Ele pode nunca ter dito "você não pode restringir o mercado", mas ele
age como se isso fosse verdade. Se ele pusesse seus princípios religiosos na
prática política, ele poderia ser um Cristão capitalista. Já que o capitalismo
é apenas outro nome para o mercado, e o mercado está aqui para ficar.
Naturalmente, nós podemos dizer do mercado aquilo que Churchill disse da democracia: um sistema muito ruim,
mas as alternativas são piores. Assim como a democracia precisa de leis e
instituições para proteger as coisas que não estão para serem votadas, do mesmo
modo o mercado precisa de escrúpulos morais e religiosos para conter as coisas
que estão aí para não serem negociadas.
A religião
salva da tirania do preço todas essas coisas que não têm um valor comercial:
amor, casamento e a família; lealdade, honestidade e comedimento.
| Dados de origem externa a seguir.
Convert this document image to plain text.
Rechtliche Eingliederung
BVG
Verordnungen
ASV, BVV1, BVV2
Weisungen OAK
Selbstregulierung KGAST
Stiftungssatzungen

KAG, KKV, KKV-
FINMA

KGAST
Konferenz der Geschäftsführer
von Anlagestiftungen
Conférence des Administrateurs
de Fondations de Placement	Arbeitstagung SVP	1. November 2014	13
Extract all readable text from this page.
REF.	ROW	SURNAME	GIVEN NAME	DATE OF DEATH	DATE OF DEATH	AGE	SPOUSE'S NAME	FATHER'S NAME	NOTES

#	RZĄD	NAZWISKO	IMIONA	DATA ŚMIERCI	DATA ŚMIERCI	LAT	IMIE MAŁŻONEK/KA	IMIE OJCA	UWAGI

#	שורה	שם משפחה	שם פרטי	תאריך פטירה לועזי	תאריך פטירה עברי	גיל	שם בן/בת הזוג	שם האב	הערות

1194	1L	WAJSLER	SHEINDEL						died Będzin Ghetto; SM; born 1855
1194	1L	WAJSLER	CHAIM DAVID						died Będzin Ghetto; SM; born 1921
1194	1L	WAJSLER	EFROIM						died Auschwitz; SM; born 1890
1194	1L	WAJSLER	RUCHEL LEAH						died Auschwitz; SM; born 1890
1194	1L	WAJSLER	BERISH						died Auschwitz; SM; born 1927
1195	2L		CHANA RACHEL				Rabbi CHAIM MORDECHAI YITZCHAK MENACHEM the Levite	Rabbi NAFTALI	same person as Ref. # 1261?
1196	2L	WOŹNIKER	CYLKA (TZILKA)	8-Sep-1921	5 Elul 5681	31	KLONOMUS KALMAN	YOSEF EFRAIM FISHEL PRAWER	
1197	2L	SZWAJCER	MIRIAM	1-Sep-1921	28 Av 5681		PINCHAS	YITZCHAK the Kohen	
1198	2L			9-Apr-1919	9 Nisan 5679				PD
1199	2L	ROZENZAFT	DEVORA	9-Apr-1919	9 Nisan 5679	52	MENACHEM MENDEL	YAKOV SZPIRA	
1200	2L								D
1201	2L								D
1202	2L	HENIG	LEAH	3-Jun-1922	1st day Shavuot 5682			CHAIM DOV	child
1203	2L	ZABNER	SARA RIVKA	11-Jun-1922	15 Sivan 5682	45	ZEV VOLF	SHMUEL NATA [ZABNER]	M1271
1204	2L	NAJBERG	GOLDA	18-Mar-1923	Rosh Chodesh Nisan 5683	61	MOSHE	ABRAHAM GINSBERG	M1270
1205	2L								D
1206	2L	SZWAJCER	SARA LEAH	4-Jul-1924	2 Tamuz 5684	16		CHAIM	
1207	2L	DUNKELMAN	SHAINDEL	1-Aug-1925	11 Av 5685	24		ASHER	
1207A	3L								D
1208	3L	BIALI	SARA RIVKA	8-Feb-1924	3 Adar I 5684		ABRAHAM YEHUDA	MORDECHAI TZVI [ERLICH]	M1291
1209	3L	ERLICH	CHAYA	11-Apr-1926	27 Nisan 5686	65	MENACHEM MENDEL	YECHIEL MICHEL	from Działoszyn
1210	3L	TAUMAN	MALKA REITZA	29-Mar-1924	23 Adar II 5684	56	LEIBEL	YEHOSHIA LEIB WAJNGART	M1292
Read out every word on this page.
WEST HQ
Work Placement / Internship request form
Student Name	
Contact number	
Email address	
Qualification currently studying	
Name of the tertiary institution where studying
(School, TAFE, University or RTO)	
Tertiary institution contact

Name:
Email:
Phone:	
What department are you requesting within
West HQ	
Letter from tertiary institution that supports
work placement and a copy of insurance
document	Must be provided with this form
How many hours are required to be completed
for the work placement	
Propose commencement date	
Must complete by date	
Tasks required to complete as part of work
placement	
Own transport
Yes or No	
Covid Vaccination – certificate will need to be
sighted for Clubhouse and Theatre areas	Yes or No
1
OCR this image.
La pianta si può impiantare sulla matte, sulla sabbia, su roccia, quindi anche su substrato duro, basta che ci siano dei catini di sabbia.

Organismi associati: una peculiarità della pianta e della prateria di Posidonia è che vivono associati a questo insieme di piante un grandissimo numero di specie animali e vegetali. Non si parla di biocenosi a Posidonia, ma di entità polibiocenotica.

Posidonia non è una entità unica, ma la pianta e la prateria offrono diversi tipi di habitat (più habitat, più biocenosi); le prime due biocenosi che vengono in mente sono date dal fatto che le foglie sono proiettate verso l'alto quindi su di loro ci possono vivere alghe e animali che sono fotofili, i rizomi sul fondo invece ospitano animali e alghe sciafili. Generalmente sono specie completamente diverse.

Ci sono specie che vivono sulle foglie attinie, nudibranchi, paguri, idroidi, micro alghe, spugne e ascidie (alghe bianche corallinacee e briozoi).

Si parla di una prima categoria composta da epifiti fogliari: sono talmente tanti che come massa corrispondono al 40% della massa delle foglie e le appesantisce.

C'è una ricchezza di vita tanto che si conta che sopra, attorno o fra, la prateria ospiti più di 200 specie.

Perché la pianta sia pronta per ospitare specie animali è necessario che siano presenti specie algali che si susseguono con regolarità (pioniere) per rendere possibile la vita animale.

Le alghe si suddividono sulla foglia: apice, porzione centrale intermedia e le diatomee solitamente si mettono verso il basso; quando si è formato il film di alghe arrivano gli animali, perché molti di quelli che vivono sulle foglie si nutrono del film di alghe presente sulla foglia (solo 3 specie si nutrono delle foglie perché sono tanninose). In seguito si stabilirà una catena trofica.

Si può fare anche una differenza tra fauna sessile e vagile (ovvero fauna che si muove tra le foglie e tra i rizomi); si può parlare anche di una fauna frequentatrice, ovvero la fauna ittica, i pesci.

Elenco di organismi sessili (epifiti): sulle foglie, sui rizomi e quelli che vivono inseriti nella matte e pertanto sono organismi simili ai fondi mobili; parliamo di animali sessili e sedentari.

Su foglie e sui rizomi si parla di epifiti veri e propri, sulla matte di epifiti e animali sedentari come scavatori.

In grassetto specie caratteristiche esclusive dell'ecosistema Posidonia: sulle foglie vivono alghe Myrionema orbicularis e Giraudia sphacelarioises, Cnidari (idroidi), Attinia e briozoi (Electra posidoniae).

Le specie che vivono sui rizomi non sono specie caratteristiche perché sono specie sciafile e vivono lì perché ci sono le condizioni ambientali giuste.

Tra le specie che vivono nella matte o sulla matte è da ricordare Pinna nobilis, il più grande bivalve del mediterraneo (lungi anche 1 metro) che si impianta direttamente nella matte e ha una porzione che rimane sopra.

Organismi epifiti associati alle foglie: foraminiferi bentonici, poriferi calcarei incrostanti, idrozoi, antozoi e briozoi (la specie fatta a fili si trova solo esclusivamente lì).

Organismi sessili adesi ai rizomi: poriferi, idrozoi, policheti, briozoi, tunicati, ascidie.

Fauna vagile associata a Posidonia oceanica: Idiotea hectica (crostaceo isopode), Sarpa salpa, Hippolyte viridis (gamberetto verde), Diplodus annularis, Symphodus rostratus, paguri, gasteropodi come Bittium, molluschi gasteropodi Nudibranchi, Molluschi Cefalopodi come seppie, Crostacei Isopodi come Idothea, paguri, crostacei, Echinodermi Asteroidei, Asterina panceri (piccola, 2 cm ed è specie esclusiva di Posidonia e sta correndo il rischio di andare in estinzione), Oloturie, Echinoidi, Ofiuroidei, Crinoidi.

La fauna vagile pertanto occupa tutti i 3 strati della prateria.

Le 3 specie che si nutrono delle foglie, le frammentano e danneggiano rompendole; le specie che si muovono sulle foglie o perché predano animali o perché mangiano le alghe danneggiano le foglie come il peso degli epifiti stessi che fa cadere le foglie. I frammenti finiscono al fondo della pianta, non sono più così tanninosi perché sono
Se essas
coisas não são salvas, então a sociedade se desintegrará, e o mercado se
desintegrará com ela. Essa é a mensagem que nós deveríamos estar ouvindo de
nossos líderes: que há coisas que são muito importantes para serem compradas ou
vendidas. E é essa a mensagem que o Papa não se cansa de repetir. Mas essa é
uma mensagem que nunca terá destaque enquanto os negócios estiverem na
condução.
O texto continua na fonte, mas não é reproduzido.